Practical technologies drive product adoption more than novelty factor, according to research from Havas Labs and the Guardian
Adoption of emerging technologies is driven by technology that is practical in terms of saving time, saving money or heightening safety, according to research from Havas Labs and the Guardian Media Group.
While entertainment, connectivity and novelty factors play a role in enticing consumers to new technologies, practical technologies tend to be the main drivers for product adoption, with 72 per cent of respondents interested in using them.
Within that, managing finances is one of the key motivators for consumers interested in emerging technology, with the study finding that over three-quarters (79 per cent) of UK adults are interested in technology that helps them to manage and save money. Technologies that help people save time or have a security focus are also likely to be key drivers for the majority of individuals surveyed.
Using Geoffrey Moore's technology adoption cycle, the research split consumers into five segments when it comes to propensity towards technology. Of these, technology enthusiasts and visionaries represent the early market adopters, while pragmatists, conservatives and skeptics represent the mainstream market.
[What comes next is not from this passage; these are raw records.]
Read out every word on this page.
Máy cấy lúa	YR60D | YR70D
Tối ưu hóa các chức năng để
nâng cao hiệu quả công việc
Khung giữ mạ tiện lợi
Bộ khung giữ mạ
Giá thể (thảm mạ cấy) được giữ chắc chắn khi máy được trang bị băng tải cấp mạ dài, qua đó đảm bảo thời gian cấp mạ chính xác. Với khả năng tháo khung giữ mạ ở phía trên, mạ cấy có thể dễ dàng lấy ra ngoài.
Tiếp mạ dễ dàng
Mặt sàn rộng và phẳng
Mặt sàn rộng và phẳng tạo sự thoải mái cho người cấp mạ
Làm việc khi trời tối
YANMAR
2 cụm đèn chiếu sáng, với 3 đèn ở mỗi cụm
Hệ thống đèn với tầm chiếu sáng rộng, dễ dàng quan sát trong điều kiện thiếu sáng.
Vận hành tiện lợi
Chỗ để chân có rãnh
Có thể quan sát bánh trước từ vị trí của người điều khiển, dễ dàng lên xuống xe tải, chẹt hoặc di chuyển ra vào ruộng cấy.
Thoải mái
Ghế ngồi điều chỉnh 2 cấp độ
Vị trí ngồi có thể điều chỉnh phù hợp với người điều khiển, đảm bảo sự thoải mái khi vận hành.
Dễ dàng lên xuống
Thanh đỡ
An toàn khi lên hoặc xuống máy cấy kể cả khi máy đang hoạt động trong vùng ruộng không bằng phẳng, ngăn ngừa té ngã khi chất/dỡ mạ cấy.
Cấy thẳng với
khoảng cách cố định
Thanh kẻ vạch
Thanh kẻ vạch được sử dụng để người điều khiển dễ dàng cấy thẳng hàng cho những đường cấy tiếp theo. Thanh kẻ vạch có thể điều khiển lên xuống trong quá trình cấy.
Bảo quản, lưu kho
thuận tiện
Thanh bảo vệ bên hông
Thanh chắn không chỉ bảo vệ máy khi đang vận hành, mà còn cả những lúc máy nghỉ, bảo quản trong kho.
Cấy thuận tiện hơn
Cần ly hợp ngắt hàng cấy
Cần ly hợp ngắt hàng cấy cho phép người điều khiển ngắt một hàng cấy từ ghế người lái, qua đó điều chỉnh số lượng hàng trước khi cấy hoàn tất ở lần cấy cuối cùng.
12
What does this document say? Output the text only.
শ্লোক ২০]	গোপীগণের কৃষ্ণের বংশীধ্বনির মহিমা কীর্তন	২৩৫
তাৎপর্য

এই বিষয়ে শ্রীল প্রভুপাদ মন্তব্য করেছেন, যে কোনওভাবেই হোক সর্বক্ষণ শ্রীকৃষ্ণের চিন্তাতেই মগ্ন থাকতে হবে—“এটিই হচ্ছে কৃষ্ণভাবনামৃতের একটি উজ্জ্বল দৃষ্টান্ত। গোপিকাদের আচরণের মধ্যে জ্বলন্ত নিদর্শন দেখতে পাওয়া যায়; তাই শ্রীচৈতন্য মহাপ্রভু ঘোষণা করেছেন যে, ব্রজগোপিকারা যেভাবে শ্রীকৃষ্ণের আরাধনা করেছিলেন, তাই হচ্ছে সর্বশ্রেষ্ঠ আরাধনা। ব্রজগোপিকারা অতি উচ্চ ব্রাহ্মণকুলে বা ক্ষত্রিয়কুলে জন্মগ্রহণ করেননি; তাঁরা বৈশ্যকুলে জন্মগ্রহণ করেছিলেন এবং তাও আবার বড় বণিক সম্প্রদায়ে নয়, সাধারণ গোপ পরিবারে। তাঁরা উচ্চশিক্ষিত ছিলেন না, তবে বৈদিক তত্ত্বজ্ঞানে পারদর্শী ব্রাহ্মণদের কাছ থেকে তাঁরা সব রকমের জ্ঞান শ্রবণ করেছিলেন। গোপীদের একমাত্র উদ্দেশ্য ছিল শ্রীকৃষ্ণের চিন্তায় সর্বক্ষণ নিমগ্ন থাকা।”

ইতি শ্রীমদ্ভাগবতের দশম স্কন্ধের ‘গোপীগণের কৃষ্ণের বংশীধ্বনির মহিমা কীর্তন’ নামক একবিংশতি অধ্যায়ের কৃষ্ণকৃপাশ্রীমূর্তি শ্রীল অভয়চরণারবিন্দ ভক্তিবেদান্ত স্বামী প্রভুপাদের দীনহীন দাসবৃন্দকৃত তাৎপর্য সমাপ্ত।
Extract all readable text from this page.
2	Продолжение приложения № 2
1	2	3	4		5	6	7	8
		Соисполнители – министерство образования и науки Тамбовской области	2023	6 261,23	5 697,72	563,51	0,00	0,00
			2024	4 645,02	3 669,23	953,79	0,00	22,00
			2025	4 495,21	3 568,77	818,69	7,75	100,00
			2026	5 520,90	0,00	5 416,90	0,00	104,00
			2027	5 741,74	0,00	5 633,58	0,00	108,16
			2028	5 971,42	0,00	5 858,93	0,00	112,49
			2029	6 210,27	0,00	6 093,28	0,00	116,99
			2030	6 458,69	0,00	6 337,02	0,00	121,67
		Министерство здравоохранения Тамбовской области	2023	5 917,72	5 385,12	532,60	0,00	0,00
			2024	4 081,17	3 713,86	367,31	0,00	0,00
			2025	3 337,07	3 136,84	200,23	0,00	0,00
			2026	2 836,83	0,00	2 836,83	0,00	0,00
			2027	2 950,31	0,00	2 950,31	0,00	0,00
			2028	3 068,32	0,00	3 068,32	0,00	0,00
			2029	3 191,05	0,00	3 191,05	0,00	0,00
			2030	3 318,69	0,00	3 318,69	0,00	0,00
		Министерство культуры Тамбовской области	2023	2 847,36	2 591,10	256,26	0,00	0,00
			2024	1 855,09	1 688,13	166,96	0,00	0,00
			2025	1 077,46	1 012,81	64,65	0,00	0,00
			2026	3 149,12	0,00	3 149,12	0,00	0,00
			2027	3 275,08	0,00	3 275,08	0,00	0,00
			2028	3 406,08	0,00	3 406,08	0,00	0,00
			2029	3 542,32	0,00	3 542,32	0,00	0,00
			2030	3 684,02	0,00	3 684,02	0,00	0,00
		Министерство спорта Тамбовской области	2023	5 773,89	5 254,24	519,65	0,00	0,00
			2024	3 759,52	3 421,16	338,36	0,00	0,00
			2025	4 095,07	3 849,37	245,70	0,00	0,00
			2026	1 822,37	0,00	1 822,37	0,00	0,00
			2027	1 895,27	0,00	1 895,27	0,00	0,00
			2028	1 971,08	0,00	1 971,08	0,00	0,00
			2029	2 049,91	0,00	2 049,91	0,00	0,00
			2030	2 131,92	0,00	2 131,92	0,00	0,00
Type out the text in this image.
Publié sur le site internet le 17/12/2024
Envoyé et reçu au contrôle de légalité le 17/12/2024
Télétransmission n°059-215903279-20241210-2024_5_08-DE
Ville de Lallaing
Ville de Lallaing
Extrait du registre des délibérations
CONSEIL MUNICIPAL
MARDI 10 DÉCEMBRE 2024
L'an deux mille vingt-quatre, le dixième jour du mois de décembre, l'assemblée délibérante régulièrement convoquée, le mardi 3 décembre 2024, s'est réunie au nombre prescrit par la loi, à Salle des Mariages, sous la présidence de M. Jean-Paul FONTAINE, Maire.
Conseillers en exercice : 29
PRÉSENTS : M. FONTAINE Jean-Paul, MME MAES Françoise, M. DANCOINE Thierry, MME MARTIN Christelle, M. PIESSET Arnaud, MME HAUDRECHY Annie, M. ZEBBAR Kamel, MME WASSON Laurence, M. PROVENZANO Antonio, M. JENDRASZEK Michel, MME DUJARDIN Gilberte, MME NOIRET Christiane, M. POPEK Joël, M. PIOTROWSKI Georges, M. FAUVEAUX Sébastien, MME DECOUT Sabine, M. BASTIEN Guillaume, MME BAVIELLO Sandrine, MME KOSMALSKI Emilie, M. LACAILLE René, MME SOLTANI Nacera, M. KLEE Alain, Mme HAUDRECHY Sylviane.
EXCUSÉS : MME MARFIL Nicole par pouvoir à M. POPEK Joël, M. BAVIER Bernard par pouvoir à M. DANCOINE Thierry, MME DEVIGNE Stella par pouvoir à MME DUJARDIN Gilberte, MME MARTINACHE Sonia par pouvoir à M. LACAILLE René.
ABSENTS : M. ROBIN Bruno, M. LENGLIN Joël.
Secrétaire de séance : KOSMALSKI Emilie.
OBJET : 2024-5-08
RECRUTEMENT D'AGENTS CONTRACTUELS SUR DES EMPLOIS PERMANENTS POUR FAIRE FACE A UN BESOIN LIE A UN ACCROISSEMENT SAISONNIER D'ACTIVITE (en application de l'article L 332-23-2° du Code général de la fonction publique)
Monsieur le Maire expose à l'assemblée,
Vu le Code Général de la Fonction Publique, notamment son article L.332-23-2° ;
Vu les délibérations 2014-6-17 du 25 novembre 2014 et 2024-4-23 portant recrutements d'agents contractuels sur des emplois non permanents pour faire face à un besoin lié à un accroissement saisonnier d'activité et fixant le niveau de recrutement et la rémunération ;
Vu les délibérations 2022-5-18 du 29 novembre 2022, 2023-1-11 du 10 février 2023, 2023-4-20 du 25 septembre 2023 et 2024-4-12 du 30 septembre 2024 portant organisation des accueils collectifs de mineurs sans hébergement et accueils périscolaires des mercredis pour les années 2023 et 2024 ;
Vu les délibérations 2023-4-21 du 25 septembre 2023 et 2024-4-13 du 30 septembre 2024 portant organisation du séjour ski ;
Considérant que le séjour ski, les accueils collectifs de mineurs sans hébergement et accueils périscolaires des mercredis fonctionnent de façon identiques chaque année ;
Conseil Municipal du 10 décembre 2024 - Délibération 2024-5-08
Despite the hype around smartwatches, they have failed to penetrate the mainstream market with fewer than three million sold globally in 2014. 88 per cent of those surveyed were aware of smartwatches prior to the research, yet two thirds aren't open to the idea of owning one.
However, the study found that for those who were open to the idea of owning a smartwatch, over a third (35 per cent) saw it as a natural progression of watch wearing – i.e. they already own a watch and they view this as the next step. The most cited attraction of owning a smartwatch was trying out a new gadget (39 per cent) while 33 per cent cited the accessibility of important information as an attractive reason to own one. Just 19 per cent felt they looked "cool", suggesting fashion isn't as strong a motivation, while payment was the least popular reason cited for interest in smartwatch ownership (15 per cent).
When it comes to data sharing, those who own wearables are almost twice as likely as the average adult to share their data with private companies, with one in four smartwatch owners willing to share health and fitness data with insurance companies and allow push notifications from brands to alert them to offers.